Because the analog subspace must contain the target subspace, the paper introduces a stream‑aware depth guideline: the minimum number of mixer‑phase stages M needed depends on the number of streams S, the number of RF chains r, and the antenna count N. The guideline is derived from recent results on layered programmable unitary decompositions and is validated numerically; modest depths (e.g., M = 3–4) already achieve near‑perfect recovery for typical massive‑MIMO dimensions.

Quantization effects are examined by comparing continuous‑phase programming with 6‑bit phase quantization. Simulations show that 6‑bit quantization incurs negligible performance loss, confirming that realistic digital phase shifters can be used without sacrificing the power‑preserving advantage.
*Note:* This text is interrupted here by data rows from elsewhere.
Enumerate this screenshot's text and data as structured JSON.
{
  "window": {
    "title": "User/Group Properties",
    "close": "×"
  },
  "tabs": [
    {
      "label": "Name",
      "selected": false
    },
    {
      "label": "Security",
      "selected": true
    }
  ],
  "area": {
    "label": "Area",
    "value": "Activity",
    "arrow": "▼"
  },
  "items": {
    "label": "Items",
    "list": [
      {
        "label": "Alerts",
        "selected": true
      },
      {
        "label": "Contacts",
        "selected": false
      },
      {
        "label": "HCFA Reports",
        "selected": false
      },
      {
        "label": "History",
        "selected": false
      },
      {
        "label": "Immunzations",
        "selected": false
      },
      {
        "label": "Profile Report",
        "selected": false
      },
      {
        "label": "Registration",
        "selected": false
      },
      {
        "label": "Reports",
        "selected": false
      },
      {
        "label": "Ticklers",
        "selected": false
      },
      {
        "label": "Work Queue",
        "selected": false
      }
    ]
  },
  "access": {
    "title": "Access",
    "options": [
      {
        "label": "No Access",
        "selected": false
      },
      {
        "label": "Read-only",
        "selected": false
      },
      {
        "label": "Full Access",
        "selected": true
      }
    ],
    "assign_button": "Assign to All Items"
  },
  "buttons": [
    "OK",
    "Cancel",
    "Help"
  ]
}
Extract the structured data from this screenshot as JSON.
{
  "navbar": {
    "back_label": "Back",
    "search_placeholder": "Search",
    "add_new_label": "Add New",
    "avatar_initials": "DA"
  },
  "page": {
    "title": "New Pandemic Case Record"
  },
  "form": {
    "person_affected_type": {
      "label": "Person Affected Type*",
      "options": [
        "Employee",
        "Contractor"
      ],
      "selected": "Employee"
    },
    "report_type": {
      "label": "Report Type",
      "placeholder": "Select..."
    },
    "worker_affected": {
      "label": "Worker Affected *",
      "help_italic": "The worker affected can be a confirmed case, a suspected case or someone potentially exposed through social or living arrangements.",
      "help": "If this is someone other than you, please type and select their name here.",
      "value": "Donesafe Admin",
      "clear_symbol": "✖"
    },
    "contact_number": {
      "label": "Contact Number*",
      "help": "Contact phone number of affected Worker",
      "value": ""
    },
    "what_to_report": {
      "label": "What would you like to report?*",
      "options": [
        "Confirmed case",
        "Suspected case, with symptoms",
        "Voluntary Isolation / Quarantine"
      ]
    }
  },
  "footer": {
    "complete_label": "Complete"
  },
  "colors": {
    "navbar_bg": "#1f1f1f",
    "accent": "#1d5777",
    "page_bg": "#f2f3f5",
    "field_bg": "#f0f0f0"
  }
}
Performance evaluation is carried out in a narrowband multi‑user downlink scenario with S ≤ r ≪ N. Four baselines are considered under equal injected power: (i) the fully‑digital optimal precoder, (ii) two physically modeled fully‑connected phase‑shifter hybrid architectures (the common baselines in the literature), and (iii) an ideal lossless Butler/DFT beam‑selection scheme. Results demonstrate that the proposed architecture with continuous phases, and even with 6‑bit quantization, is virtually indistinguishable from the fully‑digital benchmark in terms of achievable rate or SNR, while delivering 3–5 dB gains over the conventional hybrid baselines. The Butler/DFT scheme, although lossless, is limited to a fixed Fourier basis and therefore lags behind the programmable unitary network.

The paper emphasizes that the analysis assumes ideal lossless components and perfect calibration; thus the reported rates are upper bounds. It also restricts attention to narrowband operation; extending the concept to wideband systems would require true‑time‑delay elements or broadband phase‑control mechanisms, which the authors identify as a natural direction for future work.

In summary, this work introduces a power‑preserving, programmable unitary analog front‑end for hybrid beamforming, provides analytical tools for phase programming and depth selection, validates the approach with extensive simulations, and shows that, when evaluated under a realistic injected‑power constraint, the proposed architecture can match fully‑digital performance while surpassing existing hybrid designs. This contribution bridges the gap between theoretical beamforming optimality and practical RF‑efficiency considerations, offering a compelling blueprint for next‑generation massive‑MIMO transceivers.